One of the popular festivities in Lebanon is Ras as-Sana or the Muslim New Year. This commemorates the journey that Muhammad and his companions made from Mecca to Medina in the year 622, which became the first Muslim year.
The Hegira does not involve any special religious celebrations, but the Muslim faithful do not go to work, because it is a holy day.
The day of Ashura commemorates one of the most important holidays in the Shiite calendar. It commemorates the martyrdom of Imam Hussein and there are processions of the faithful who flagellate themselves and hit their heads with swords. In Lebanon, it is celebrated by Shiite Muslim communities and the processions are often as striking as those of the Catholic faithful, who also whip themselves at Easter.

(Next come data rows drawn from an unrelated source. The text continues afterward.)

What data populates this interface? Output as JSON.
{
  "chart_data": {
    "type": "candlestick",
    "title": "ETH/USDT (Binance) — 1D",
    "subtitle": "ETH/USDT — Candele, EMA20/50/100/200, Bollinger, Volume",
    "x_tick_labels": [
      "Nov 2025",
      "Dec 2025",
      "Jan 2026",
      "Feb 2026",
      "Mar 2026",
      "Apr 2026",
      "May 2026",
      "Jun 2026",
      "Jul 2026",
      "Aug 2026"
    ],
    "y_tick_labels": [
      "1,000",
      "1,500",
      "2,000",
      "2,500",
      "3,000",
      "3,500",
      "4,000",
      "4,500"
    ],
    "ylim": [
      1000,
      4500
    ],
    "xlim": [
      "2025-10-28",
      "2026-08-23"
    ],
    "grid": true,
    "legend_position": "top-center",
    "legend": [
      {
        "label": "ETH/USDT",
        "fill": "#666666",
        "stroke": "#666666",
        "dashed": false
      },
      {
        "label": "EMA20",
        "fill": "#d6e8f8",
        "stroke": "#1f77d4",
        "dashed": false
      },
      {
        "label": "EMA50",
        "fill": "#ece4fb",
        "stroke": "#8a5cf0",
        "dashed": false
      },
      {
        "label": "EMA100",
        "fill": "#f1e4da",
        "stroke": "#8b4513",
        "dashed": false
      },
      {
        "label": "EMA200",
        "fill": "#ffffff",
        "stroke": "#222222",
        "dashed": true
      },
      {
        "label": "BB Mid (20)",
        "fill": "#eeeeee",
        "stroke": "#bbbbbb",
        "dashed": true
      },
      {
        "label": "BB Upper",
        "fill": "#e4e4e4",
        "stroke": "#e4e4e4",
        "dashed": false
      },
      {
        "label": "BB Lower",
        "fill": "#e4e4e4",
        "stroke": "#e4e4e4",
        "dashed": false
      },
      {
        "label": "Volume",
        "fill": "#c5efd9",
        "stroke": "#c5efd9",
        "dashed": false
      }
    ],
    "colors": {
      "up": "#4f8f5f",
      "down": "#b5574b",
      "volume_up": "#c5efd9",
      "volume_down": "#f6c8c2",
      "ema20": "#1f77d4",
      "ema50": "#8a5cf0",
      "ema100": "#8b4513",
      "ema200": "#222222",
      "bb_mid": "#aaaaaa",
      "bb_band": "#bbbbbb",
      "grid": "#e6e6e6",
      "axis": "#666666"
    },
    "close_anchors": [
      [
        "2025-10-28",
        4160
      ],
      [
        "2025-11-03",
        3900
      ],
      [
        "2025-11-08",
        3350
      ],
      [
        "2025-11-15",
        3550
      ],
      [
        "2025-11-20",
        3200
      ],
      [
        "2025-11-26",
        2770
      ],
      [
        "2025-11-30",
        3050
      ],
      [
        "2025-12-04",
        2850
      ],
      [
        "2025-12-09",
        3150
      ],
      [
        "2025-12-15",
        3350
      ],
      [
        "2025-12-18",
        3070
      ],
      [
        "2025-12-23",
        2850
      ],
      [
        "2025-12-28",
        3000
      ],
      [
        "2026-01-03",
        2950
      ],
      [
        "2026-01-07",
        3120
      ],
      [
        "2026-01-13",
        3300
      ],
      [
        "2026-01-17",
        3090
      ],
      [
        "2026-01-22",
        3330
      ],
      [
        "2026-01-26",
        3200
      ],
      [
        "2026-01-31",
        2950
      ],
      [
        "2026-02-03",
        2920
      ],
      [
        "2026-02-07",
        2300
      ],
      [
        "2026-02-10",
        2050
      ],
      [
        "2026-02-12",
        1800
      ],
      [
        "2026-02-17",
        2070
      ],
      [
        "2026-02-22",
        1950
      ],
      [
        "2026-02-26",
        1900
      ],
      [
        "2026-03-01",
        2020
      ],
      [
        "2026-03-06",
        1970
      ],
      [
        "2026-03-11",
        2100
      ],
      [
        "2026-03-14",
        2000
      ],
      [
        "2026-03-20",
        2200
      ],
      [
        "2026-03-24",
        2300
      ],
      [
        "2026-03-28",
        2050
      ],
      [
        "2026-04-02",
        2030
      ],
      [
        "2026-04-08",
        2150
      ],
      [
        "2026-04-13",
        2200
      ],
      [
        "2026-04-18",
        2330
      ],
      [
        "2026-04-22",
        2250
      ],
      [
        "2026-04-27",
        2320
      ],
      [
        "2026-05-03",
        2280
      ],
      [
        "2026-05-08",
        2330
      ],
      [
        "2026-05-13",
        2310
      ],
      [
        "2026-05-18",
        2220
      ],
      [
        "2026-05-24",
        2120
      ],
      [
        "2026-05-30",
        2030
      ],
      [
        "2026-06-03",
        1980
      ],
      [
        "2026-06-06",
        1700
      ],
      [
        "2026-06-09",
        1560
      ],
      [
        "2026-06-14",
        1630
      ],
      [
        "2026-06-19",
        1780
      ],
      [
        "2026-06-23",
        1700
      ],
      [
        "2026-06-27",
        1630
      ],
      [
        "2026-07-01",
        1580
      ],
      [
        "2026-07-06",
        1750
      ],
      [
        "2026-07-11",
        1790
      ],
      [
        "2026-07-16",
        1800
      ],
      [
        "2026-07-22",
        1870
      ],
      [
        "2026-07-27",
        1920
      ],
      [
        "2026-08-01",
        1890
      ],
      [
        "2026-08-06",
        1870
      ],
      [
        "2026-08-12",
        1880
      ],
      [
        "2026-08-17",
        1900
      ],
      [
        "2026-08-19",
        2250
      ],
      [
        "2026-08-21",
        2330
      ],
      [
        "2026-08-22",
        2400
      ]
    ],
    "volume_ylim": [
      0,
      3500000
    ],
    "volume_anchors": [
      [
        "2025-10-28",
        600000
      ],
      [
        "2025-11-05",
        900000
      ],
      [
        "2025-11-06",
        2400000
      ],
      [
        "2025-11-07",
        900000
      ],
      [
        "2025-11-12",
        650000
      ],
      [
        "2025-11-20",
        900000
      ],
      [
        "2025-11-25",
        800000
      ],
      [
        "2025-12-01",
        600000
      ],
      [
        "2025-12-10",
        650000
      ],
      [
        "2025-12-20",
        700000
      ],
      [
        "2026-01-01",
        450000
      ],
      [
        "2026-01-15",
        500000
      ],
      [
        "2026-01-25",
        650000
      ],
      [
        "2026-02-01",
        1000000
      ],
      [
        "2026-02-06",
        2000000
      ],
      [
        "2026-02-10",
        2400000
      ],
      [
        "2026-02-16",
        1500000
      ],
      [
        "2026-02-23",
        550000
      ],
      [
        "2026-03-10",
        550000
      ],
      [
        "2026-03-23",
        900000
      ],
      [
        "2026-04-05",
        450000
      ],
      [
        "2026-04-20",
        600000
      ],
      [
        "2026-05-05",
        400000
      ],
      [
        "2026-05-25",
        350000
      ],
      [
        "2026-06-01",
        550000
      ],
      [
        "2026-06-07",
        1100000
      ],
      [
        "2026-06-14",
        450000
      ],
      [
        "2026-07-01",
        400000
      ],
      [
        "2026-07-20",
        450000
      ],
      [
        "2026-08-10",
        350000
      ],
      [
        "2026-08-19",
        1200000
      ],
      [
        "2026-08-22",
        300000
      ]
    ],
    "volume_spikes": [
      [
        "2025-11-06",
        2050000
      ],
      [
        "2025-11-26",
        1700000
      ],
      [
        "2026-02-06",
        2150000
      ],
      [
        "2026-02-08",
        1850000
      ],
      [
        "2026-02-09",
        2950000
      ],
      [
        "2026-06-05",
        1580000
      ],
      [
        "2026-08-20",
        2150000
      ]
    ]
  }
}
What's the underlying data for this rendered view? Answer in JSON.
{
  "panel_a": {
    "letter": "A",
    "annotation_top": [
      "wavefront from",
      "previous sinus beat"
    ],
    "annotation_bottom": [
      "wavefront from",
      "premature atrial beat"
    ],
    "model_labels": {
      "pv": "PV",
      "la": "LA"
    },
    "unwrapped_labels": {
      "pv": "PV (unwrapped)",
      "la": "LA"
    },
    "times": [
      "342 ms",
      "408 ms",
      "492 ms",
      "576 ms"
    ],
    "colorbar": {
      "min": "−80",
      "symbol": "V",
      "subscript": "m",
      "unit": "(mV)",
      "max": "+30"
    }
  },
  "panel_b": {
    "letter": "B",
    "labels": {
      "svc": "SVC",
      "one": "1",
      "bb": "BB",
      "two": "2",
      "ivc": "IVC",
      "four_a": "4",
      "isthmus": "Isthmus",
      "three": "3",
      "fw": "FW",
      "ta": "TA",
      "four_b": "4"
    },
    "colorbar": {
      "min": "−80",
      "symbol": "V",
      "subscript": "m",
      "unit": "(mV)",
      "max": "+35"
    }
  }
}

Muhammad's birthday is as important to Muslims as Christmas is to Christians. During the early years of Islam, the celebration lasted a whole month and ended with torchlit processions and great festivities. Today it is a little more modest and includes a religious sermon and a great banquet.
Perhaps the best known festival of Islam is Ramadan, the month of fasting, when Muslims do not eat anything between sunrise and sunset. Unlike other religions, where fasting is a punishment, Muslims deprive themselves of food in order to get closer to God. This month marks the moment when God revealed the Koran to Muhammad.
Eid al-fitr is the day when Ramadan ends. It begins with breakfast and a very important moment dedicated to prayer. The rest of the day is spent visiting family and friends and offering them fine dishes. Gifts are also given to children who, although they do not fast, experience this festival in a very special way.